2017 Remodeling Design Awards
Commercial Remodeling under $500,000: Grand
In his 2001 poem “The Poetic City That Was,” Lawrence Ferlinghetti concludes that, in San Francisco, “Corporate monoculture had wiped out any unique sense of place, turning the ‘island-city’ into an artistic theme-park without artists.” Sixteen years later, the cultural shift hasn’t let up, forcing the local community to come up with alternative ways to preserve what’s left of the once-thriving creative center.
Aidlin Darling Design is one firm contributing to this effort. Earlier this year, principal Joshua Aidlin and his team completed what he describes as his “passion project:” A remodel of a space that serves as the new home to the influential and forward-thinking gallery Modernism founded by revered Bay Area artist Martin Muller. The first to show Andy Warhol, the Russian Avant-Garde, and Le Corbusier on the West Coast, the gallery had been forced out of its home and was at risk of closing down for good. Aidlin was determined to prevent that from happening.
“The tech boom is unprecedented and has changed the entire economy,” Aidlin says. “The creative community is trying desperately to hang in there and take care of each other so we can continue to inspire people in the arts.”
Located in a former grocery store in the up-and-coming Tenderloin arts district, the new Modernism building honors the history of the existing structure and the origins of the gallery while providing a place for viewing experimental art. The design retained more than 70% of the existing structure, revealing much of it as the finished surface.
Within, the space is divided both horizontally and vertically. The ground floor is divided into two galleries: a two-story sky-lit space incorporating mobile walls that can be reconfigured as needed and asingle-story space with sliding walls to hide a storage area that can hold hundreds of artworks. A more intimate second-floor mezzanine has offices and places for private meetings with collectors.
The gallery’s front facade provided an opportunity to express Muller’s roots in cubism as well as early deconstructive painters. Inspired by the lithographs of El Lissitzky, one of the first artists to be shown in the 38-year history of the gallery, the design focuses on point, line, and plane to create a large streetfront viewing portal and the primary entry.

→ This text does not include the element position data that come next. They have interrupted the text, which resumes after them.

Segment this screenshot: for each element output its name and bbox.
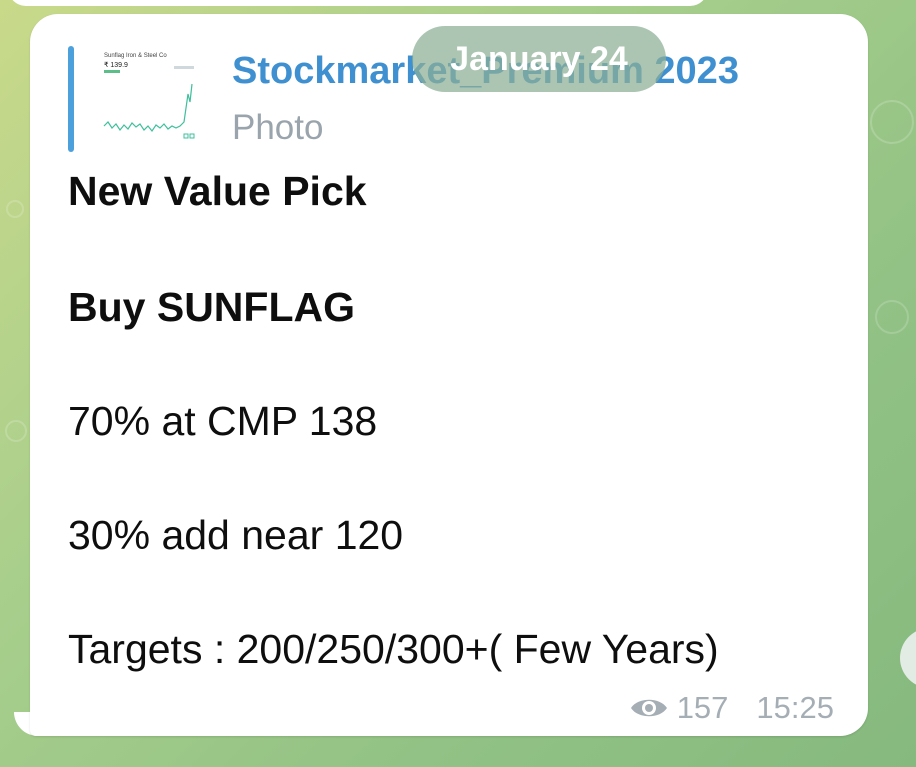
reply-media-type: Photo: [232, 108, 324, 147]
avatar[interactable]: [900, 628, 916, 688]
reply-thumbnail: Sunflag Iron & Steel Co ₹ 139.9: [98, 46, 202, 150]
view-count: 157: [676, 690, 729, 725]
message-line-entry: 70% at CMP 138: [68, 398, 378, 444]
message-line-targets: Targets : 200/250/300+( Few Years): [68, 626, 719, 672]
message-time: 15:25: [756, 690, 834, 725]
eye-icon: [629, 694, 669, 722]
thumbnail-price: ₹ 139.9: [104, 61, 128, 69]
reply-accent-bar: [68, 46, 74, 152]
message-meta: 157 15:25: [629, 690, 834, 726]
previous-message-edge: [8, 0, 708, 6]
message-line-add: 30% add near 120: [68, 512, 404, 558]
date-separator: January 24: [412, 26, 666, 92]
thumbnail-title: Sunflag Iron & Steel Co: [104, 53, 167, 59]
message-line-buy: Buy SUNFLAG: [68, 284, 355, 330]
message-line-heading: New Value Pick: [68, 168, 367, 214]
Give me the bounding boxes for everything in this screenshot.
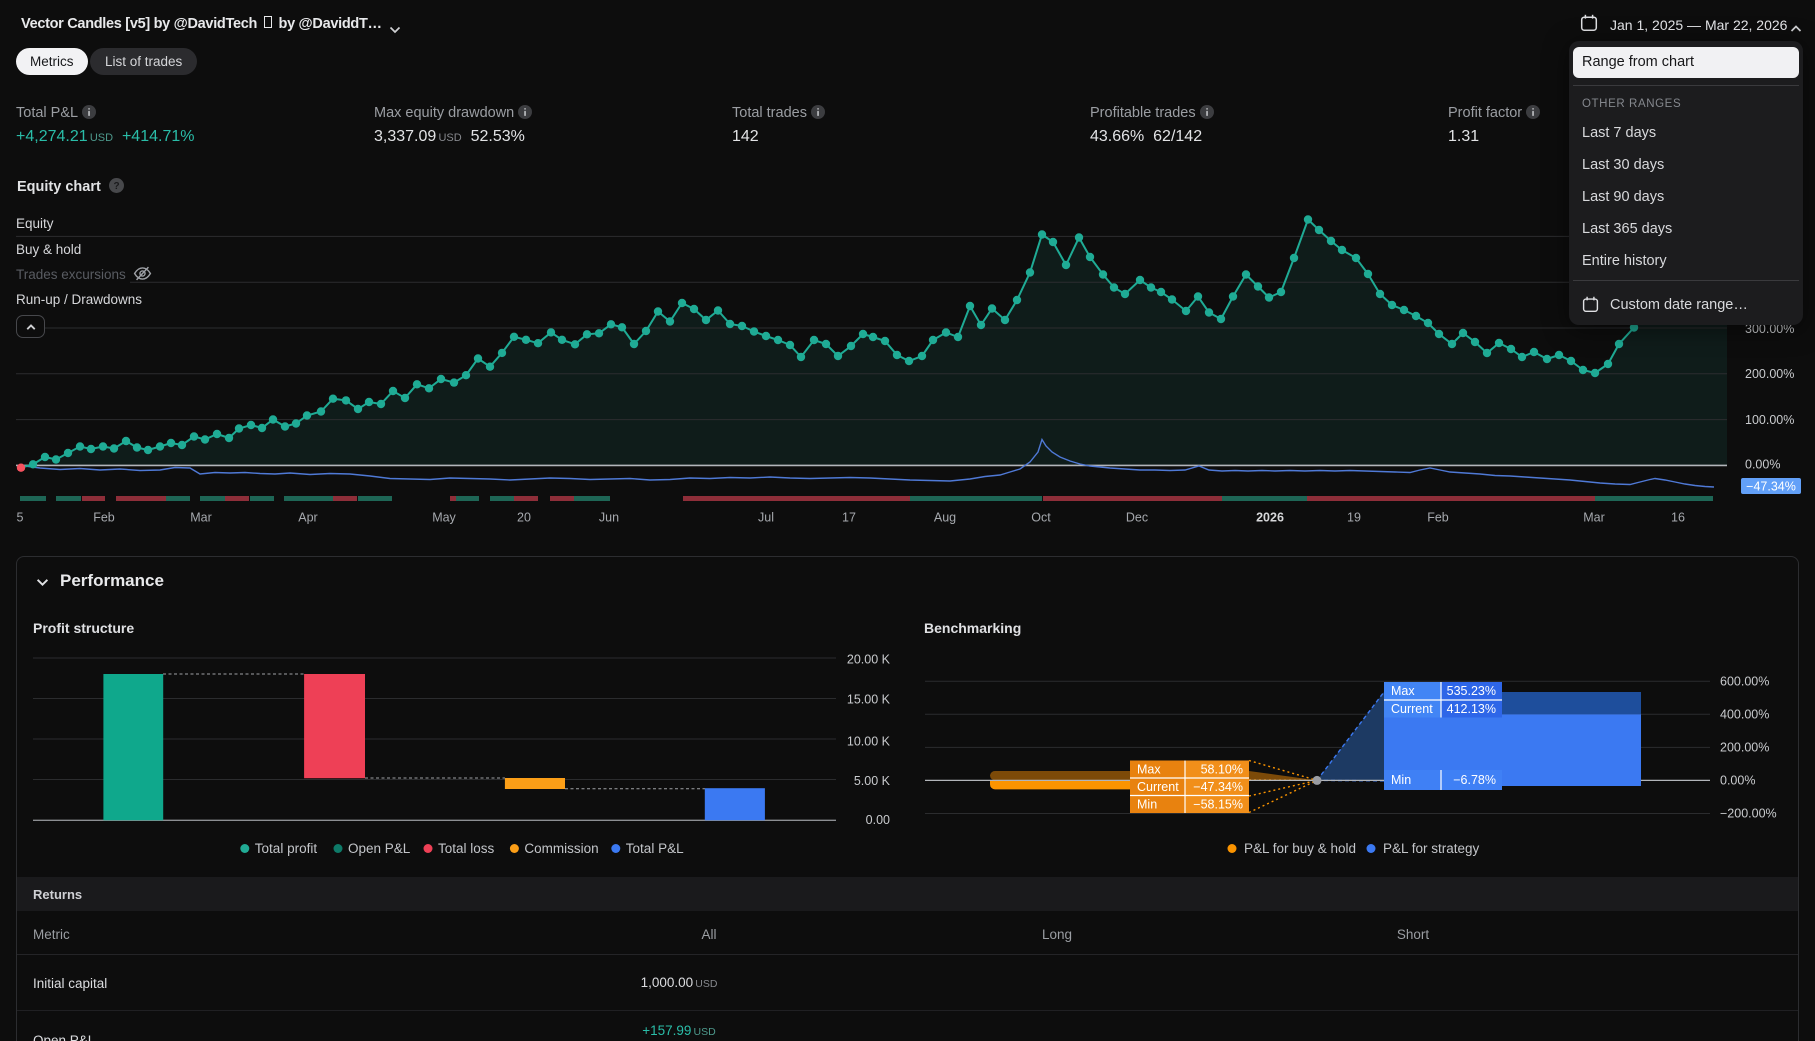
- svg-text:400.00%: 400.00%: [1720, 708, 1769, 722]
- svg-text:May: May: [432, 511, 456, 525]
- svg-text:Min: Min: [1137, 797, 1157, 811]
- svg-text:Oct: Oct: [1031, 511, 1051, 525]
- svg-text:Mar: Mar: [1583, 511, 1605, 525]
- svg-text:Dec: Dec: [1126, 511, 1148, 525]
- svg-text:Current: Current: [1137, 780, 1179, 794]
- svg-text:−200.00%: −200.00%: [1720, 807, 1777, 821]
- svg-text:20: 20: [517, 511, 531, 525]
- svg-text:58.10%: 58.10%: [1201, 762, 1243, 776]
- svg-text:Feb: Feb: [93, 511, 115, 525]
- svg-text:Mar: Mar: [190, 511, 212, 525]
- svg-text:412.13%: 412.13%: [1447, 702, 1496, 716]
- svg-text:19: 19: [1347, 511, 1361, 525]
- svg-text:−6.78%: −6.78%: [1453, 773, 1496, 787]
- svg-text:0.00%: 0.00%: [1745, 458, 1780, 472]
- svg-text:Feb: Feb: [1427, 511, 1449, 525]
- svg-text:535.23%: 535.23%: [1447, 684, 1496, 698]
- svg-text:5: 5: [17, 511, 24, 525]
- svg-text:Aug: Aug: [934, 511, 956, 525]
- svg-text:600.00%: 600.00%: [1720, 675, 1769, 689]
- svg-text:−47.34%: −47.34%: [1746, 480, 1796, 494]
- svg-text:Jul: Jul: [758, 511, 774, 525]
- svg-text:Max: Max: [1137, 762, 1161, 776]
- svg-text:Apr: Apr: [298, 511, 317, 525]
- svg-text:200.00%: 200.00%: [1745, 367, 1794, 381]
- svg-text:Current: Current: [1391, 702, 1433, 716]
- svg-text:0.00%: 0.00%: [1720, 774, 1755, 788]
- svg-text:2026: 2026: [1256, 511, 1284, 525]
- svg-text:200.00%: 200.00%: [1720, 741, 1769, 755]
- svg-text:Max: Max: [1391, 684, 1415, 698]
- svg-text:P&L for strategy: P&L for strategy: [1383, 841, 1480, 856]
- svg-text:P&L for buy & hold: P&L for buy & hold: [1244, 841, 1356, 856]
- svg-text:−58.15%: −58.15%: [1193, 797, 1243, 811]
- svg-text:Min: Min: [1391, 773, 1411, 787]
- svg-text:−47.34%: −47.34%: [1193, 780, 1243, 794]
- svg-text:Jun: Jun: [599, 511, 619, 525]
- svg-text:16: 16: [1671, 511, 1685, 525]
- svg-text:17: 17: [842, 511, 856, 525]
- svg-text:100.00%: 100.00%: [1745, 413, 1794, 427]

“We crafted this large aperture frame for passersby to look into gallery yet simultaneously articulate the entry canopy that you pass through for entry off the street so it becomes this abstract painting and then a three-dimensional abstract sculpture,” Aidlin explains.
The steel frame on the storefront serves several purposes, too. It supports both the enclosure for the roll-down grille and the extension of the entry canopy, and it is the base of an interior bench, thus providing the functions of entry, viewing, repose, and security.
FROM THE FIRM:
The design of the Modernism Gallery honors both the history of the existing structure and the origins of Modernism itself. The new façade of the gallery was inspired by the lithographs of El Lissitsky, one of the first artists to be shown in the revered history of the Gallery. A series of steel frames, planes, and lines are sculpted to create a large street front viewing portal and the primary entry into the gallery. Within, the design creates a highly intentional and complimentary dialogue between the original structure of board form concrete walls and wood ceiling members, and the new, crisp, white modern planes that define the walls for displaying art. The program is delineated vertically into a public ground floor for the viewing of art and a more intimate second floor mezzanine for offices and more private meetings with art collectors. The ground floor contains two galleries of opposite character. The first, a two story skylit gallery that incorporates mobile walls that can be reconfigured as needed depending on the curator's vision of the respective exhibit. The second gallery is a much more intimate single story space with sliding walls that reveal hundreds of stored art works which can be retrieved and hung at a moments notice.